Thundering Herd Amateur Radio Club Holds its First Meeting

Matthew Schaffer, Student Reporter

The newly formed Thundering Herd Radio Club held its inaugural meeting on Monday, Oct. 10, to educate students on the possibilities of radio communication.

During the meeting, the club elected its administration and reviewed the goals that they hope to achieve through the formation of the club.

“I’ve been interested in amateur radio for a good two years now,” Jacob Wriston, club president and founder, said. “WVU has had an amateur radio club for well over 100 years now; I noticed Marshall does not have one.”

Wriston said his goal was to share his passion for amateur radio, and since Marshall did not have a club for radio, he began working over the summer to develop one.

“First, I opened a Google Doc and started writing down ideas for the club,” Wriston said. “My UNI teacher talked about the process of starting a club, so I went to HerdLink and went through the forms.”

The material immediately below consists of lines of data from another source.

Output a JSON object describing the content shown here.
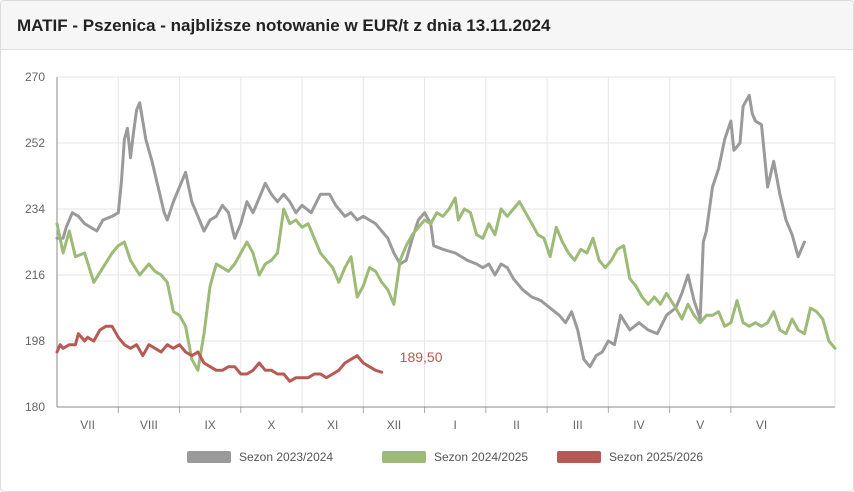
{
  "header": {
    "title": "MATIF - Pszenica - najbliższe notowanie w EUR/t z dnia 13.11.2024"
  },
  "colors": {
    "s1": "#9a9a9a",
    "s2": "#9dba77",
    "s3": "#b85a54",
    "grid": "#e6e6e6",
    "axis": "#888888"
  },
  "chart_data": {
    "type": "line",
    "title": "MATIF - Pszenica - najbliższe notowanie w EUR/t z dnia 13.11.2024",
    "xlabel": "",
    "ylabel": "",
    "ylim": [
      180,
      270
    ],
    "y_ticks": [
      180,
      198,
      216,
      234,
      252,
      270
    ],
    "x_categories": [
      "VII",
      "VIII",
      "IX",
      "X",
      "XI",
      "XII",
      "I",
      "II",
      "III",
      "IV",
      "V",
      "VI"
    ],
    "x_range_months": [
      0,
      11.7
    ],
    "grid": true,
    "legend_position": "bottom",
    "end_label": {
      "series": 2,
      "text": "189,50"
    },
    "series": [
      {
        "name": "Sezon 2023/2024",
        "color": "#9a9a9a",
        "points": [
          [
            0,
            226
          ],
          [
            0.1,
            226
          ],
          [
            0.15,
            229
          ],
          [
            0.25,
            233
          ],
          [
            0.35,
            232
          ],
          [
            0.45,
            230
          ],
          [
            0.55,
            229
          ],
          [
            0.65,
            228
          ],
          [
            0.75,
            231
          ],
          [
            0.9,
            232
          ],
          [
            1,
            233
          ],
          [
            1.05,
            241
          ],
          [
            1.1,
            253
          ],
          [
            1.15,
            256
          ],
          [
            1.2,
            248
          ],
          [
            1.25,
            255
          ],
          [
            1.3,
            261
          ],
          [
            1.35,
            263
          ],
          [
            1.45,
            253
          ],
          [
            1.55,
            247
          ],
          [
            1.65,
            240
          ],
          [
            1.75,
            233
          ],
          [
            1.8,
            231
          ],
          [
            1.9,
            236
          ],
          [
            2,
            240
          ],
          [
            2.1,
            244
          ],
          [
            2.2,
            236
          ],
          [
            2.3,
            232
          ],
          [
            2.4,
            228
          ],
          [
            2.5,
            231
          ],
          [
            2.6,
            232
          ],
          [
            2.7,
            235
          ],
          [
            2.8,
            233
          ],
          [
            2.9,
            226
          ],
          [
            3,
            230
          ],
          [
            3.1,
            236
          ],
          [
            3.2,
            233
          ],
          [
            3.3,
            237
          ],
          [
            3.4,
            241
          ],
          [
            3.5,
            238
          ],
          [
            3.6,
            236
          ],
          [
            3.7,
            238
          ],
          [
            3.8,
            236
          ],
          [
            3.9,
            233
          ],
          [
            4,
            235
          ],
          [
            4.15,
            233
          ],
          [
            4.3,
            238
          ],
          [
            4.45,
            238
          ],
          [
            4.55,
            235
          ],
          [
            4.7,
            232
          ],
          [
            4.8,
            233
          ],
          [
            4.9,
            231
          ],
          [
            5,
            232
          ],
          [
            5.1,
            231
          ],
          [
            5.2,
            230
          ],
          [
            5.3,
            228
          ],
          [
            5.4,
            226
          ],
          [
            5.5,
            222
          ],
          [
            5.6,
            219
          ],
          [
            5.7,
            220
          ],
          [
            5.8,
            226
          ],
          [
            5.9,
            231
          ],
          [
            6,
            233
          ],
          [
            6.1,
            230
          ],
          [
            6.15,
            224
          ],
          [
            6.3,
            223
          ],
          [
            6.5,
            222
          ],
          [
            6.7,
            220
          ],
          [
            6.85,
            219
          ],
          [
            6.95,
            218
          ],
          [
            7.05,
            219
          ],
          [
            7.15,
            216
          ],
          [
            7.25,
            219
          ],
          [
            7.35,
            218
          ],
          [
            7.45,
            215
          ],
          [
            7.6,
            212
          ],
          [
            7.75,
            210
          ],
          [
            7.9,
            209
          ],
          [
            8.05,
            207
          ],
          [
            8.2,
            205
          ],
          [
            8.3,
            203
          ],
          [
            8.4,
            206
          ],
          [
            8.5,
            201
          ],
          [
            8.6,
            193
          ],
          [
            8.7,
            191
          ],
          [
            8.8,
            194
          ],
          [
            8.9,
            195
          ],
          [
            9,
            198
          ],
          [
            9.1,
            197
          ],
          [
            9.2,
            205
          ],
          [
            9.35,
            201
          ],
          [
            9.5,
            203
          ],
          [
            9.65,
            201
          ],
          [
            9.8,
            200
          ],
          [
            9.95,
            205
          ],
          [
            10.1,
            207
          ],
          [
            10.2,
            211
          ],
          [
            10.3,
            216
          ],
          [
            10.4,
            209
          ],
          [
            10.5,
            204
          ],
          [
            10.55,
            225
          ],
          [
            10.6,
            228
          ],
          [
            10.7,
            240
          ],
          [
            10.8,
            245
          ],
          [
            10.9,
            253
          ],
          [
            11,
            258
          ],
          [
            11.05,
            250
          ],
          [
            11.15,
            252
          ],
          [
            11.2,
            262
          ],
          [
            11.3,
            265
          ],
          [
            11.35,
            260
          ],
          [
            11.4,
            258
          ],
          [
            11.5,
            257
          ],
          [
            11.6,
            240
          ],
          [
            11.7,
            247
          ],
          [
            11.8,
            238
          ],
          [
            11.9,
            231
          ],
          [
            12.0,
            227
          ],
          [
            12.1,
            221
          ],
          [
            12.2,
            225
          ]
        ]
      },
      {
        "name": "Sezon 2024/2025",
        "color": "#9dba77",
        "points": [
          [
            0,
            230
          ],
          [
            0.1,
            222
          ],
          [
            0.2,
            228
          ],
          [
            0.3,
            221
          ],
          [
            0.45,
            222
          ],
          [
            0.6,
            214
          ],
          [
            0.75,
            218
          ],
          [
            0.9,
            222
          ],
          [
            1,
            224
          ],
          [
            1.1,
            225
          ],
          [
            1.2,
            220
          ],
          [
            1.35,
            216
          ],
          [
            1.5,
            219
          ],
          [
            1.6,
            217
          ],
          [
            1.7,
            216
          ],
          [
            1.8,
            214
          ],
          [
            1.9,
            206
          ],
          [
            2,
            205
          ],
          [
            2.1,
            202
          ],
          [
            2.2,
            193
          ],
          [
            2.3,
            190
          ],
          [
            2.4,
            200
          ],
          [
            2.5,
            213
          ],
          [
            2.6,
            219
          ],
          [
            2.7,
            218
          ],
          [
            2.8,
            217
          ],
          [
            2.9,
            219
          ],
          [
            3,
            222
          ],
          [
            3.1,
            225
          ],
          [
            3.2,
            222
          ],
          [
            3.3,
            216
          ],
          [
            3.4,
            219
          ],
          [
            3.5,
            220
          ],
          [
            3.6,
            222
          ],
          [
            3.7,
            234
          ],
          [
            3.8,
            230
          ],
          [
            3.9,
            231
          ],
          [
            4,
            229
          ],
          [
            4.1,
            230
          ],
          [
            4.2,
            226
          ],
          [
            4.3,
            222
          ],
          [
            4.4,
            220
          ],
          [
            4.5,
            218
          ],
          [
            4.6,
            214
          ],
          [
            4.7,
            218
          ],
          [
            4.8,
            221
          ],
          [
            4.9,
            210
          ],
          [
            5,
            213
          ],
          [
            5.1,
            218
          ],
          [
            5.2,
            217
          ],
          [
            5.3,
            214
          ],
          [
            5.4,
            212
          ],
          [
            5.5,
            208
          ],
          [
            5.6,
            220
          ],
          [
            5.7,
            224
          ],
          [
            5.8,
            227
          ],
          [
            5.9,
            229
          ],
          [
            6,
            231
          ],
          [
            6.1,
            230
          ],
          [
            6.2,
            233
          ],
          [
            6.3,
            232
          ],
          [
            6.4,
            234
          ],
          [
            6.5,
            237
          ],
          [
            6.55,
            231
          ],
          [
            6.65,
            234
          ],
          [
            6.75,
            233
          ],
          [
            6.85,
            227
          ],
          [
            6.95,
            226
          ],
          [
            7.05,
            230
          ],
          [
            7.15,
            227
          ],
          [
            7.25,
            234
          ],
          [
            7.35,
            232
          ],
          [
            7.45,
            234
          ],
          [
            7.55,
            236
          ],
          [
            7.65,
            233
          ],
          [
            7.75,
            230
          ],
          [
            7.85,
            227
          ],
          [
            7.95,
            226
          ],
          [
            8.05,
            221
          ],
          [
            8.15,
            229
          ],
          [
            8.25,
            225
          ],
          [
            8.35,
            222
          ],
          [
            8.45,
            220
          ],
          [
            8.55,
            223
          ],
          [
            8.65,
            222
          ],
          [
            8.75,
            226
          ],
          [
            8.85,
            220
          ],
          [
            8.95,
            218
          ],
          [
            9.05,
            220
          ],
          [
            9.15,
            223
          ],
          [
            9.25,
            224
          ],
          [
            9.35,
            215
          ],
          [
            9.45,
            213
          ],
          [
            9.55,
            210
          ],
          [
            9.65,
            208
          ],
          [
            9.75,
            210
          ],
          [
            9.85,
            208
          ],
          [
            9.95,
            211
          ],
          [
            10.1,
            207
          ],
          [
            10.2,
            204
          ],
          [
            10.3,
            208
          ],
          [
            10.4,
            205
          ],
          [
            10.5,
            203
          ],
          [
            10.6,
            205
          ],
          [
            10.7,
            205
          ],
          [
            10.8,
            206
          ],
          [
            10.9,
            202
          ],
          [
            11,
            203
          ],
          [
            11.1,
            209
          ],
          [
            11.2,
            203
          ],
          [
            11.3,
            202
          ],
          [
            11.4,
            203
          ],
          [
            11.5,
            202
          ],
          [
            11.6,
            203
          ],
          [
            11.7,
            206
          ],
          [
            11.8,
            201
          ],
          [
            11.9,
            200
          ],
          [
            12,
            204
          ],
          [
            12.1,
            201
          ],
          [
            12.2,
            200
          ],
          [
            12.3,
            207
          ],
          [
            12.4,
            206
          ],
          [
            12.5,
            204
          ],
          [
            12.6,
            198
          ],
          [
            12.7,
            196
          ]
        ]
      },
      {
        "name": "Sezon 2025/2026",
        "color": "#b85a54",
        "points": [
          [
            0,
            195
          ],
          [
            0.05,
            197
          ],
          [
            0.1,
            196
          ],
          [
            0.2,
            197
          ],
          [
            0.3,
            197
          ],
          [
            0.35,
            200
          ],
          [
            0.45,
            198
          ],
          [
            0.5,
            199
          ],
          [
            0.6,
            198
          ],
          [
            0.7,
            201
          ],
          [
            0.8,
            202
          ],
          [
            0.9,
            202
          ],
          [
            1,
            199
          ],
          [
            1.1,
            197
          ],
          [
            1.2,
            196
          ],
          [
            1.3,
            197
          ],
          [
            1.4,
            194
          ],
          [
            1.5,
            197
          ],
          [
            1.6,
            196
          ],
          [
            1.7,
            195
          ],
          [
            1.8,
            197
          ],
          [
            1.9,
            196
          ],
          [
            2,
            197
          ],
          [
            2.1,
            195
          ],
          [
            2.2,
            194
          ],
          [
            2.3,
            195
          ],
          [
            2.4,
            192
          ],
          [
            2.5,
            191
          ],
          [
            2.6,
            190
          ],
          [
            2.7,
            190
          ],
          [
            2.8,
            191
          ],
          [
            2.9,
            191
          ],
          [
            3,
            189
          ],
          [
            3.1,
            189
          ],
          [
            3.2,
            190
          ],
          [
            3.3,
            192
          ],
          [
            3.4,
            190
          ],
          [
            3.5,
            190
          ],
          [
            3.6,
            189
          ],
          [
            3.7,
            189
          ],
          [
            3.8,
            187
          ],
          [
            3.9,
            188
          ],
          [
            4,
            188
          ],
          [
            4.1,
            188
          ],
          [
            4.2,
            189
          ],
          [
            4.3,
            189
          ],
          [
            4.4,
            188
          ],
          [
            4.5,
            189
          ],
          [
            4.6,
            190
          ],
          [
            4.7,
            192
          ],
          [
            4.8,
            193
          ],
          [
            4.9,
            194
          ],
          [
            5,
            192
          ],
          [
            5.1,
            191
          ],
          [
            5.2,
            190
          ],
          [
            5.3,
            189.5
          ]
        ]
      }
    ]
  }
}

Amateur radio is based on communication over the airwaves to as many people as possible. The club hopes to educate people on amateur radio and the physics behind radio transmission, as well as licensing club members through the Federal Communications Commission.

“Radio in general is super important in just about every aspect of your life,” Wriston said. “Anything that doesn’t use wires has to communicate somehow.”

Another aspect of amateur radio is the lack of infrastructure required for broadcast. This makes radio a valuable form of communication during emergencies.

“We can communicate in an emergency if the power was out or the cell phone towers were down,” Sarah Pappas, vice-president of the club, said. “Having your license allows you to communicate with people.”

Radio covers so many different interests that students from any department that may have an interest in joining should do so, according to Pappas.

“It’s communications, it’s physics, it’s engineering,” Pappas said. “Anyone can join.”

The club hopes to host guest speakers on the topic as well as fundraisers, and also eventually build a permanent broadcast antenna on Marshall’s campus. Currently, the club is focused on raising funds through the student government to secure personal, handheld radios for its members to begin operations.